The headline in a story run by World Religion News read, “Richard Dawkins Still Says Religion is a ‘Force of Evil.”’ The story was occasioned by an admission Dawkins made that even after he had a stroke earlier this year, he still hasn’t changed his beliefs.
He really didn’t leave himself any wiggle room. After all, since the age of nine he has been a convinced atheist. Moreover, he has spent his entire adult life telling us that life is a crapshoot, having no meaning whatsoever. So it’s a little late in the game—he is 75—to pivot. But his recent BBC interview did yield interesting fruit.
Here is how a friendly journalist explained his remarks. “He believes we all are aware of our mortality and someday we all have to die, sooner or later, and that is the end of the journey.” Yes, the sentient readily admit to their own mortality, and he is certainly entitled to his belief that life on earth is the end of the road. It is ironic to note, however, that while he ridicules the faithful for not providing scientific evidence of an afterlife, he is curiously content not to offer any such data to support his beliefs.
In the interview, Dawkins said that while religion promotes evil, “the vast majority” of believers do not commit evil acts; only a minority do so.
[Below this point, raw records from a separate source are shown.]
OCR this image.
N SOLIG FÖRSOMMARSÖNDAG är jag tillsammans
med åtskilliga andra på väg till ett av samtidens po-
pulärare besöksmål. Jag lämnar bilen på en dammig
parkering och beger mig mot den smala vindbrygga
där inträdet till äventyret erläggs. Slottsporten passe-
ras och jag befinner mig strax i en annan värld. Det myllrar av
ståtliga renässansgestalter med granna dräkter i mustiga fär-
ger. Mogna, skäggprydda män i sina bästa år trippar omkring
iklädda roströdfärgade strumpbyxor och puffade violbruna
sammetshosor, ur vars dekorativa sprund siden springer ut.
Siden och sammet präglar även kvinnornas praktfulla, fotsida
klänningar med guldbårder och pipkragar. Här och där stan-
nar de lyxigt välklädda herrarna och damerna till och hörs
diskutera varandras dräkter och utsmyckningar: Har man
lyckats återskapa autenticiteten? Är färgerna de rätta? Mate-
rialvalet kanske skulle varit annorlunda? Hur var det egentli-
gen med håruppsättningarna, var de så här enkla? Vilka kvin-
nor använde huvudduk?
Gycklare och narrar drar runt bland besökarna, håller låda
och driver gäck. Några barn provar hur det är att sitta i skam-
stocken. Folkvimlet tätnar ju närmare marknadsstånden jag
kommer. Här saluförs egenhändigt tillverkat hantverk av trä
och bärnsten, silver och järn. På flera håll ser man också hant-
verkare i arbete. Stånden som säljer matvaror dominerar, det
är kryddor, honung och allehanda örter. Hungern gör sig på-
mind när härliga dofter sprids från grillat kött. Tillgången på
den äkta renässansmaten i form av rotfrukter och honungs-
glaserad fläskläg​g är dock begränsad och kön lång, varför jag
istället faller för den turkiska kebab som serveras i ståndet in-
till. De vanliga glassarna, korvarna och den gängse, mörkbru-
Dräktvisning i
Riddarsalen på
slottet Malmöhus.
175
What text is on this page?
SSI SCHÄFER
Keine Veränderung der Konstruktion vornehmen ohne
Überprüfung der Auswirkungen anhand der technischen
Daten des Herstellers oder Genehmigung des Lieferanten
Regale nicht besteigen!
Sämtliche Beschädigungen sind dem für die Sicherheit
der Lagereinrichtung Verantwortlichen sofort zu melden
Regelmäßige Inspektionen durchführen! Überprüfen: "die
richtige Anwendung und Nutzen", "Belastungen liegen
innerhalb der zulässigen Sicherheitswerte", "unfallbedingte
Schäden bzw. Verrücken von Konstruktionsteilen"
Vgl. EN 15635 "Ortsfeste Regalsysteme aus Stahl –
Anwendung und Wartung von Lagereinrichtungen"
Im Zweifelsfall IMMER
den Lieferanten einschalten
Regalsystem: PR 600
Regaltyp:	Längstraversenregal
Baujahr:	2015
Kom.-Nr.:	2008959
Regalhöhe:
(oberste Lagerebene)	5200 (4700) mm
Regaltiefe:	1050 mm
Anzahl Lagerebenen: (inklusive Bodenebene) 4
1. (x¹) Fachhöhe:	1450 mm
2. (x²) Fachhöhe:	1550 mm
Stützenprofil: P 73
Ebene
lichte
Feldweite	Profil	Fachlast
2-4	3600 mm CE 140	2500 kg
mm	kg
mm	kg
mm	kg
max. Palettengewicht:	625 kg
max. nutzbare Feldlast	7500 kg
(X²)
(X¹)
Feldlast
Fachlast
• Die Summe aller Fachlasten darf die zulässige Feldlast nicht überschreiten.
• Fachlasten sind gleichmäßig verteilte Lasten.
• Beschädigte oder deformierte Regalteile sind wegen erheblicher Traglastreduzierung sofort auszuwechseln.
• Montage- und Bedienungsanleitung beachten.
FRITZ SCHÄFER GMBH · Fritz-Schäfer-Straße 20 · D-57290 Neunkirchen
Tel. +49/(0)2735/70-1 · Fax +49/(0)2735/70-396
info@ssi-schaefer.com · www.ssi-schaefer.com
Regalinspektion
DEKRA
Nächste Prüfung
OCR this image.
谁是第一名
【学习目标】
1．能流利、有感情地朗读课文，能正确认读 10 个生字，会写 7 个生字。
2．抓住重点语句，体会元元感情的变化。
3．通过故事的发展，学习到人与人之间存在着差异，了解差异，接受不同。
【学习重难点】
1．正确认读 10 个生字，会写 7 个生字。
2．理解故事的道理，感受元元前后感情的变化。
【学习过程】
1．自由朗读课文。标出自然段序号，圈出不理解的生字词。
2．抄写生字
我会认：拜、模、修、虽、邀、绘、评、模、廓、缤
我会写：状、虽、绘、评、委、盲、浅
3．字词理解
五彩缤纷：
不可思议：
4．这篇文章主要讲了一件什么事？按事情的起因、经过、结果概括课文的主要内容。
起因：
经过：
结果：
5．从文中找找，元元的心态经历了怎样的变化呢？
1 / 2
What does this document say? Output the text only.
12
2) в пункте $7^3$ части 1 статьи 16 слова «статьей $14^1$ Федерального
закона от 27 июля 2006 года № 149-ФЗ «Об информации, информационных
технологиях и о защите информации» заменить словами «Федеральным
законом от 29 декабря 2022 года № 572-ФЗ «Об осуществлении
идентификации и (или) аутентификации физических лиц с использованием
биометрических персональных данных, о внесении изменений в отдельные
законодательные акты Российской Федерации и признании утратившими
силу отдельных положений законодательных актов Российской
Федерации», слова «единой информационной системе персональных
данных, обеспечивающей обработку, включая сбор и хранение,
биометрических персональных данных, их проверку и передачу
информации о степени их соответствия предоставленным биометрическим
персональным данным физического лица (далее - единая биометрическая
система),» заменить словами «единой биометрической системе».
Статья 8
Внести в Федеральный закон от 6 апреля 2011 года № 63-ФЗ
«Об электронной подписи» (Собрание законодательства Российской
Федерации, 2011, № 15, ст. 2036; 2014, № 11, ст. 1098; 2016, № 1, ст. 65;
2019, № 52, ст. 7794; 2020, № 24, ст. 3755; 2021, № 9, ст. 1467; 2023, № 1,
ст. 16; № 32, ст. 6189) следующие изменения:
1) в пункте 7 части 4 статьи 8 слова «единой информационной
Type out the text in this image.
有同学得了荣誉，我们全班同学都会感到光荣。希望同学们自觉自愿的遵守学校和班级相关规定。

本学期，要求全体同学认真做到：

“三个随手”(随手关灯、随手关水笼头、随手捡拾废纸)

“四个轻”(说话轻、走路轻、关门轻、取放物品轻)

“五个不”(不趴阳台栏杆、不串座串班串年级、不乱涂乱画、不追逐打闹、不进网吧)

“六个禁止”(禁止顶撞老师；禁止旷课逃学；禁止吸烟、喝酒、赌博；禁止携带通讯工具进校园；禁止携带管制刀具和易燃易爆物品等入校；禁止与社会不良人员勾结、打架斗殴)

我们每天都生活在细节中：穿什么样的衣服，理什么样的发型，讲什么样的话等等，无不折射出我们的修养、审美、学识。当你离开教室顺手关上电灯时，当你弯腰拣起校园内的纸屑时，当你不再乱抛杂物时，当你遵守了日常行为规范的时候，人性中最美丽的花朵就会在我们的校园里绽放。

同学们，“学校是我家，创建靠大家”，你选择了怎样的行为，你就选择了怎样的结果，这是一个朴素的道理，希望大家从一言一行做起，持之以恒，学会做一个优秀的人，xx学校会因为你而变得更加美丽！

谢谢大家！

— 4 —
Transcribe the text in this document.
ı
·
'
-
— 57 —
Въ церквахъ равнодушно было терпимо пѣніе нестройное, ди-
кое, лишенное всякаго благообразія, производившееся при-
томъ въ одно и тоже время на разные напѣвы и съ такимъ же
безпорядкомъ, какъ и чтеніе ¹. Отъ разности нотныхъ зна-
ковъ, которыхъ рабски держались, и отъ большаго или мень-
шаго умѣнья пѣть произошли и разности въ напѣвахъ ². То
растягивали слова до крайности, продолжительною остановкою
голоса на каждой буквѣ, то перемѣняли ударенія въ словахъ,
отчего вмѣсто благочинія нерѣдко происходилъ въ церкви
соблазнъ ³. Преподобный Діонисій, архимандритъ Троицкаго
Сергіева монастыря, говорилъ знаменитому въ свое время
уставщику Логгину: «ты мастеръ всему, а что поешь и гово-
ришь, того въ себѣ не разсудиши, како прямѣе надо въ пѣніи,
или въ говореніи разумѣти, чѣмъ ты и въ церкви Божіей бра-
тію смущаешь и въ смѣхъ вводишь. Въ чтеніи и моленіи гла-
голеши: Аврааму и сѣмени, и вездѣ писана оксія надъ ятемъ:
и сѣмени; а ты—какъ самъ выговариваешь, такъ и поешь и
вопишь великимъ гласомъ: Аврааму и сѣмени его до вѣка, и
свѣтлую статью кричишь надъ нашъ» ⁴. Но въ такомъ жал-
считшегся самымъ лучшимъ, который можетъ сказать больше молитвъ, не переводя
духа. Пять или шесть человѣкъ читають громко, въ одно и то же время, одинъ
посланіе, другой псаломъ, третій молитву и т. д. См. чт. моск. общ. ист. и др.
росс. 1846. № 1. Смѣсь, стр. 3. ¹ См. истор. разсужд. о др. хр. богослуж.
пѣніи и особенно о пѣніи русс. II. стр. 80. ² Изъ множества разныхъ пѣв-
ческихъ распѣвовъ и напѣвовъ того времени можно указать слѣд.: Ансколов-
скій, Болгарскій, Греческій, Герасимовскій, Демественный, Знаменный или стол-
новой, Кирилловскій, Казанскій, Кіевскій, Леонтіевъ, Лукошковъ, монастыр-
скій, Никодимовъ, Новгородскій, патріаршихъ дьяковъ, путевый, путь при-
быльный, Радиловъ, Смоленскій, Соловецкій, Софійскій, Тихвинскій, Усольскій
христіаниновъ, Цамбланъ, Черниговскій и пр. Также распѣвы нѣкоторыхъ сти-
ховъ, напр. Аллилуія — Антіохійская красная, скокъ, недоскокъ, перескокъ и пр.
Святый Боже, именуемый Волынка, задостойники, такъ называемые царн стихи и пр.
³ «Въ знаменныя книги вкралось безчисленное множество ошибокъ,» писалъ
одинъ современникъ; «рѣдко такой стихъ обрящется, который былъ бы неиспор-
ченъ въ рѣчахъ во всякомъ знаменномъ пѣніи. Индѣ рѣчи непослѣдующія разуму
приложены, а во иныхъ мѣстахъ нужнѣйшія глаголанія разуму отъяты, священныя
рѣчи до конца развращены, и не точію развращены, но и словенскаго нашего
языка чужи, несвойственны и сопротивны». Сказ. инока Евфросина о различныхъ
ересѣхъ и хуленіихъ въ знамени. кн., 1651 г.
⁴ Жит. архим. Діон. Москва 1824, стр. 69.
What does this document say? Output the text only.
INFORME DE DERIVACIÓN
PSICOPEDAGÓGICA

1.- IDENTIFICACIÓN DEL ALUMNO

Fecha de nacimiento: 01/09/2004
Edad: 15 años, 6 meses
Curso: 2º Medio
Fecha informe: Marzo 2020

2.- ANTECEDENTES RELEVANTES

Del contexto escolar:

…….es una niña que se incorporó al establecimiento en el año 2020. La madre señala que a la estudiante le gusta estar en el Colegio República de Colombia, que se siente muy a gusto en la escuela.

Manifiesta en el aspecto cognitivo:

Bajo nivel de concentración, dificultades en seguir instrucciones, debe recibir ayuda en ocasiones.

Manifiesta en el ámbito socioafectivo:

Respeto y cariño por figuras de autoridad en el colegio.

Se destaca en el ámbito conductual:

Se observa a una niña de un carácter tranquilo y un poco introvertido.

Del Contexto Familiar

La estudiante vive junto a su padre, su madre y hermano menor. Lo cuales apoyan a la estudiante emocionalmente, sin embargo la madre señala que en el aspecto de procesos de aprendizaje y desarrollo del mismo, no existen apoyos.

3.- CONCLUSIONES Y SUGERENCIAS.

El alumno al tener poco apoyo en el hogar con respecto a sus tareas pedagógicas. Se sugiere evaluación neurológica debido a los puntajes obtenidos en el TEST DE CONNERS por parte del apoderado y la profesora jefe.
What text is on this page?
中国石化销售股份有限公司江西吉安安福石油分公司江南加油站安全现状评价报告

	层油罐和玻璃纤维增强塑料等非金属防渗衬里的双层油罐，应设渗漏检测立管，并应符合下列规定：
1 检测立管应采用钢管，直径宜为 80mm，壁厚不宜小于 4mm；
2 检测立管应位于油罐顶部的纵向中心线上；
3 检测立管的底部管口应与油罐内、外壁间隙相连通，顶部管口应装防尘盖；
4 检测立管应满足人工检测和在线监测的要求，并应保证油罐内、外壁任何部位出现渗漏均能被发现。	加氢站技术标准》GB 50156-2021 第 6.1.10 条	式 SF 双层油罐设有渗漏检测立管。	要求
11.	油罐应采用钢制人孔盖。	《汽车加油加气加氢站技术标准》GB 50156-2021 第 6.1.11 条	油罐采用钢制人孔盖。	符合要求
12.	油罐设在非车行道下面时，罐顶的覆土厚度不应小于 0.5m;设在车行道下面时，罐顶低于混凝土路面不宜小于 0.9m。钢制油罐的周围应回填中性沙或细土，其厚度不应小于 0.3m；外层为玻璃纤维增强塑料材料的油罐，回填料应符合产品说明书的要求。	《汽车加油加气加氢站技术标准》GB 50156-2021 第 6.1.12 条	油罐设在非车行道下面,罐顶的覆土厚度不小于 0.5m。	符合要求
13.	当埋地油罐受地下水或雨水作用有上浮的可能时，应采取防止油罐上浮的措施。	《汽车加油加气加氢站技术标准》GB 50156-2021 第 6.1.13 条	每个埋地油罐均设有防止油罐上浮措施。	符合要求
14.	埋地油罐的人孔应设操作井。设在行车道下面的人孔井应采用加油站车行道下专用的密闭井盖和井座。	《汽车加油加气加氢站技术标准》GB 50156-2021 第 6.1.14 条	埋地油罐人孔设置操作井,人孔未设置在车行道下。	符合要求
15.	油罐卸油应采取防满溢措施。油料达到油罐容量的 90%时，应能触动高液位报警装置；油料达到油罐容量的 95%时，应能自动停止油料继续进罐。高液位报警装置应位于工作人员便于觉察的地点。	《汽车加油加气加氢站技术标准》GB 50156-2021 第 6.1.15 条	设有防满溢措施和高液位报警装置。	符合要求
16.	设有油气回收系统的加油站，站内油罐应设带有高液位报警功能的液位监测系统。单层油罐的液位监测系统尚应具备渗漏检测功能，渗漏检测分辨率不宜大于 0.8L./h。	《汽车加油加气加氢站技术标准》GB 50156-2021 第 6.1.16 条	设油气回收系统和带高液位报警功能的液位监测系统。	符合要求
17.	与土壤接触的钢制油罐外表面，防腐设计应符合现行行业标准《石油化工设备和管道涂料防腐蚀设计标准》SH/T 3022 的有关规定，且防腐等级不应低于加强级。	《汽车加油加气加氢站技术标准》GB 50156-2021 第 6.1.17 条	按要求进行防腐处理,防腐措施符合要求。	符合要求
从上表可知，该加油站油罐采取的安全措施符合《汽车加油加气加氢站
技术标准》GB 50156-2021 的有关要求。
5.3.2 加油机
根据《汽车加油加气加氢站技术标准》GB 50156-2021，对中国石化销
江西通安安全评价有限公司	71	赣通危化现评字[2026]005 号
Which begs the question: Why, if religion is evil, are so few of its adherents evil? How does Dawkins know—does he have any evidence?—that evil acts committed by Christians, for instance, are an expression of their fidelity to Christianity? Would it not make more sense to say that it is precisely because so few Christians are evil that it is a tribute to their religious upbringing?
Hitler and Stalin were genocidal maniacs, and in both cases they were raised Christian. But they committed their evil acts after they became militant atheists. Too bad they converted.